Lors d’une réunion avec une délégation diplomatique arménienne, le chef par intérim des Affaires internationales de l’Organisation nationale iranienne des Aliments et Médicaments (IFDA), Hamidreza Inanloo, a annoncé la finalisation des documents de coopération bilatérale entre l’Iran et l’Arménie. L’objectif est de faciliter les procédures d’enregistrement et de commercialisation des denrées alimentaires, médicaments, dispositifs médicaux et autres produits de santé entre les deux pays.

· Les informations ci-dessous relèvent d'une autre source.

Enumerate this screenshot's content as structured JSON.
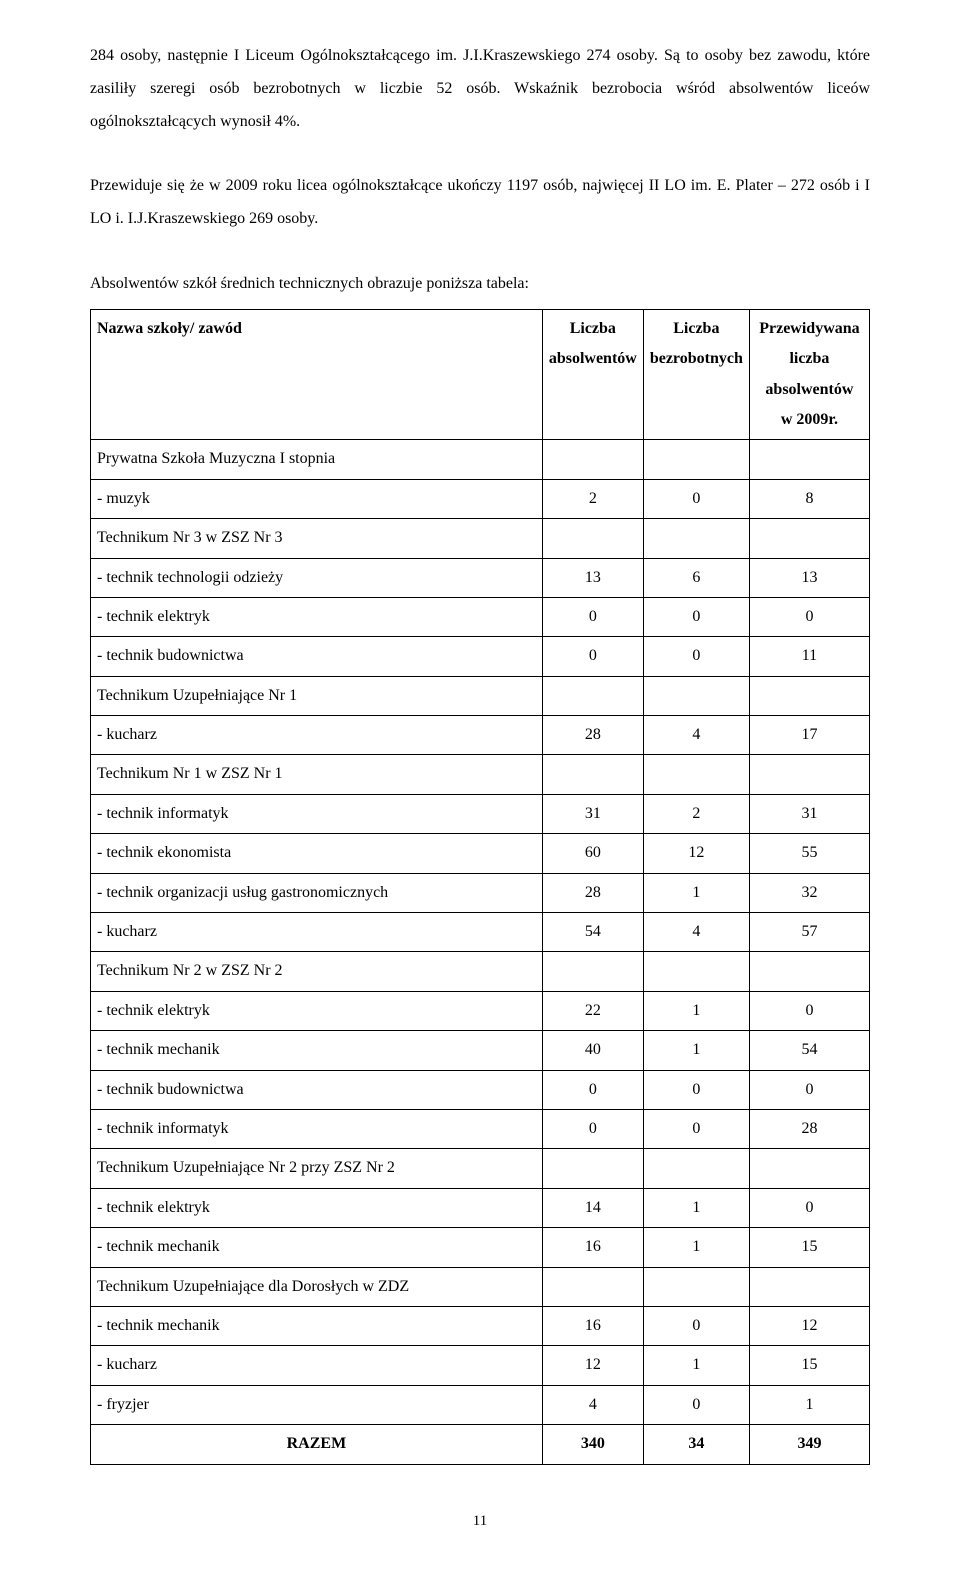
{
  "paragraph1": "284 osoby, następnie I Liceum Ogólnokształcącego im. J.I.Kraszewskiego 274 osoby. Są to osoby bez zawodu, które zasiliły szeregi osób bezrobotnych w liczbie 52 osób. Wskaźnik bezrobocia wśród absolwentów liceów ogólnokształcących wynosił 4%.",
  "paragraph2": "Przewiduje się że w 2009 roku licea ogólnokształcące ukończy 1197 osób, najwięcej II LO im. E. Plater – 272 osób i I LO i. I.J.Kraszewskiego 269 osoby.",
  "subhead_text": "Absolwentów szkół średnich technicznych obrazuje poniższa tabela:",
  "header": {
    "col1": "Nazwa szkoły/ zawód",
    "col2_top": "Liczba",
    "col2_bot": "absolwentów",
    "col3_top": "Liczba",
    "col3_bot": "bezrobotnych",
    "col4_top": "Przewidywana liczba",
    "col4_mid": "absolwentów",
    "col4_bot": "w 2009r."
  },
  "rows": [
    {
      "label": "Prywatna Szkoła Muzyczna I stopnia",
      "a": "",
      "b": "",
      "c": "",
      "group": true
    },
    {
      "label": "- muzyk",
      "a": "2",
      "b": "0",
      "c": "8"
    },
    {
      "label": "Technikum Nr 3 w ZSZ Nr 3",
      "a": "",
      "b": "",
      "c": "",
      "group": true
    },
    {
      "label": "- technik technologii odzieży",
      "a": "13",
      "b": "6",
      "c": "13"
    },
    {
      "label": "- technik elektryk",
      "a": "0",
      "b": "0",
      "c": "0"
    },
    {
      "label": "- technik budownictwa",
      "a": "0",
      "b": "0",
      "c": "11"
    },
    {
      "label": "Technikum Uzupełniające Nr 1",
      "a": "",
      "b": "",
      "c": "",
      "group": true
    },
    {
      "label": "- kucharz",
      "a": "28",
      "b": "4",
      "c": "17"
    },
    {
      "label": "Technikum Nr 1 w ZSZ Nr 1",
      "a": "",
      "b": "",
      "c": "",
      "group": true
    },
    {
      "label": "- technik informatyk",
      "a": "31",
      "b": "2",
      "c": "31"
    },
    {
      "label": "- technik ekonomista",
      "a": "60",
      "b": "12",
      "c": "55"
    },
    {
      "label": "- technik organizacji usług gastronomicznych",
      "a": "28",
      "b": "1",
      "c": "32"
    },
    {
      "label": "- kucharz",
      "a": "54",
      "b": "4",
      "c": "57"
    },
    {
      "label": "Technikum Nr 2 w ZSZ Nr 2",
      "a": "",
      "b": "",
      "c": "",
      "group": true
    },
    {
      "label": "- technik elektryk",
      "a": "22",
      "b": "1",
      "c": "0"
    },
    {
      "label": "- technik mechanik",
      "a": "40",
      "b": "1",
      "c": "54"
    },
    {
      "label": "- technik budownictwa",
      "a": "0",
      "b": "0",
      "c": "0"
    },
    {
      "label": "- technik informatyk",
      "a": "0",
      "b": "0",
      "c": "28"
    },
    {
      "label": "Technikum Uzupełniające Nr 2 przy ZSZ Nr 2",
      "a": "",
      "b": "",
      "c": "",
      "group": true
    },
    {
      "label": "- technik elektryk",
      "a": "14",
      "b": "1",
      "c": "0"
    },
    {
      "label": "- technik mechanik",
      "a": "16",
      "b": "1",
      "c": "15"
    },
    {
      "label": "Technikum Uzupełniające dla Dorosłych w ZDZ",
      "a": "",
      "b": "",
      "c": "",
      "group": true
    },
    {
      "label": "- technik mechanik",
      "a": "16",
      "b": "0",
      "c": "12"
    },
    {
      "label": "- kucharz",
      "a": "12",
      "b": "1",
      "c": "15"
    },
    {
      "label": "- fryzjer",
      "a": "4",
      "b": "0",
      "c": "1"
    }
  ],
  "total": {
    "label": "RAZEM",
    "a": "340",
    "b": "34",
    "c": "349"
  },
  "page_number": "11"
}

La réunion a permis à la partie iranienne de présenter en détail son système réglementaire et de contrôle. Les responsables ont expliqué la structure de surveillance, notamment le contrôle centralisé des médicaments, dispositifs médicaux et produits de santé, ainsi que le contrôle décentralisé exercé par les universités médicales sur les produits alimentaires, cosmétiques et d’hygiène. Un outil clé, le système intelligent de traçabilité et de contrôle d’authenticité des produits (TTAC), a été présenté comme un pilier de la transparence de la chaîne d’approvisionnement, permettant de suivre chaque produit depuis les matières premières jusqu’au consommateur final.

Inanloo a mis en avant les capacités de production autonome de l’Iran, affirmant que le pays avait atteint un niveau satisfisant d’autosuffisance dans la production de vaccins, de nouveaux médicaments, de produits biotechnologiques, de radiopharmaceutiques et de dispositifs médicaux. Cette capacité permettrait non seulement de couvrir les besoins domestiques, mais aussi de répondre à une partie des besoins des pays de la région, dont l’Arménie. La discussion a également porté sur l’harmonisation des réglementations dans le cadre de l’Union économique eurasiatique, pour stimuler les échanges commerciaux.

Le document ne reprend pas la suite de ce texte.